Scratches

Comments on life, the universe and everything from an aging Sixties survivor.

Name:
Location: Massachusetts, United States

Ummm, isn't "about me" part of the point of the blog?

Friday, June 10, 2011

Running out of limbs

Some debts are paid--gladly--in blood. So, for many years, I have given mine to square accounts. Both subtle hints from Red Cross, and prodding from a former supervisor, finally got me to step up from whole blood to platelet donation.

Given the medical amusements of the rest of the week, it would seem to be an inauspicious time to try platelet donation. However, blood donors insensibly fall into a life cycle of 56 days (the interval between safe donations) and my moment had come. I had an afternoon on my hands and so tried a walk-in platelet donation.
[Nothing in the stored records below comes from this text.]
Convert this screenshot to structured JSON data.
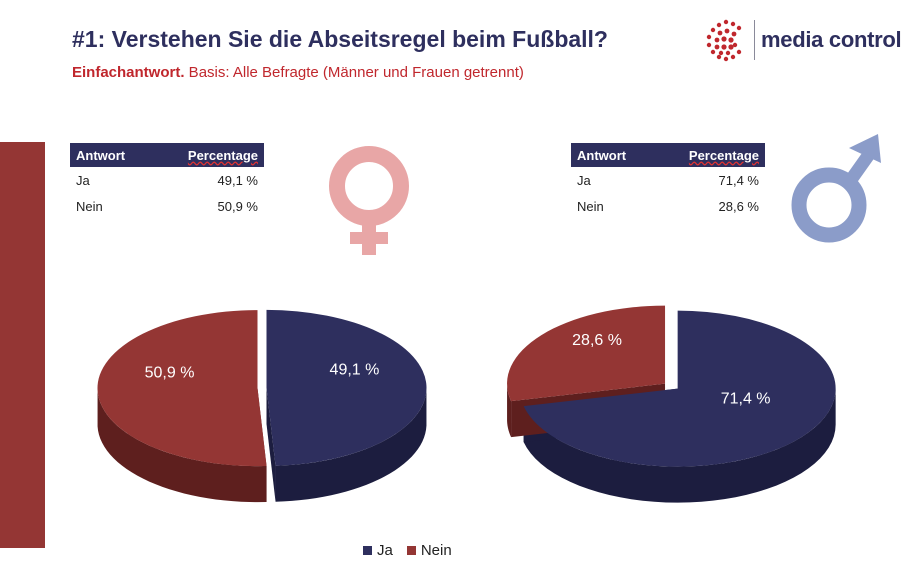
{
  "title": "#1: Verstehen Sie die Abseitsregel beim Fußball?",
  "subtitle_bold": "Einfachantwort.",
  "subtitle_rest": " Basis: Alle Befragte (Männer und Frauen getrennt)",
  "logo": {
    "text": "media control",
    "icon": "dot-grid-logo-icon"
  },
  "colors": {
    "ja": "#2e2f5e",
    "nein": "#943634",
    "female_symbol": "#e8a6a6",
    "male_symbol": "#8b9cc9"
  },
  "tables": {
    "women": {
      "headers": [
        "Antwort",
        "Percentage"
      ],
      "rows": [
        {
          "answer": "Ja",
          "value": "49,1 %"
        },
        {
          "answer": "Nein",
          "value": "50,9 %"
        }
      ]
    },
    "men": {
      "headers": [
        "Antwort",
        "Percentage"
      ],
      "rows": [
        {
          "answer": "Ja",
          "value": "71,4 %"
        },
        {
          "answer": "Nein",
          "value": "28,6 %"
        }
      ]
    }
  },
  "chart_data": [
    {
      "type": "pie",
      "categories": [
        "Ja",
        "Nein"
      ],
      "values": [
        49.1,
        50.9
      ],
      "labels": [
        "49,1 %",
        "50,9 %"
      ],
      "legend": [
        "Ja",
        "Nein"
      ],
      "legend_position": "bottom"
    },
    {
      "type": "pie",
      "categories": [
        "Ja",
        "Nein"
      ],
      "values": [
        71.4,
        28.6
      ],
      "labels": [
        "71,4 %",
        "28,6 %"
      ],
      "legend": [
        "Ja",
        "Nein"
      ],
      "legend_position": "bottom"
    }
  ],
  "legend": {
    "ja": "Ja",
    "nein": "Nein"
  }
}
Disclaimer: anyone looking for an excuse not to donate blood has come to the wrong address. I've been deep in this business, and whatever you have heard, synthetic blood is way in the future. Also, whole blood has become a comparatively primitive way of making your donation. Each pint of whole blood, or its equivalent, can be divided and redivided to help more than one person. At the cost of a larger time commitment, depending on what you do, you can extend the benefit of your donation severalfold. There are all too many legitimate (and a couple of dubious) reasons not to accept blood. Here, we don't accept being scared of needles, et al., as legitimate excuses.

That said, platelet donation has a learning curve. For one thing, not everyone qualifies, which makes it that much more important for those who do to step up. There is also, I've learnt, insider knowledge that makes the process go more smoothly. Hard-core whole-blood donors like me can pump out a pint in less than ten minutes: the bulk of the time commitment is the paperwork before, and the recovery after, the donation. Platelet donation takes two hours, plus paperwork and recovery. This works best if one plans ahead, makes an appointment, and otherwise makes ready. OK, lesson learnt.

Another feature is that while whole-blood donation, and some types of apheresis donation, require only one arm like whole blood donation, I was doing the two-arm method. Put crudely, the process pumps blood out of one arm, splits out the platelet cells, and pumps the remaining plasma into the other arm. This requires that a) one keeps one's arms quite still for the whole two hours or b) failing that, one knows when to ask for help with certain activities of daily living, such as rubbing one's nose.

Things went quite well for an hour or so. Then, I felt a twitch in my left (incoming) arm, followed by the chillin' sensation that tells the hard-core donor that all is not well. I was making contact with the techs at the same moment the machine began redlining. Yep, sure, the incoming vein had misbehaved and plasma was merrily pumping into the surrounding tissue. End of donation. I felt rather bad about this until they said first that I had given a usable donation, and second that this shit happens.

It will be late tomorrow before I'm doing any lifting worth mentioning. Since I already have one leg at less than 100 percent, I'm feeling a little short of limbs.
Fifty-six days from now I will be back at this, with my accumulated knowledge. Because I am eligible and because this is one debt that will never be fully paid.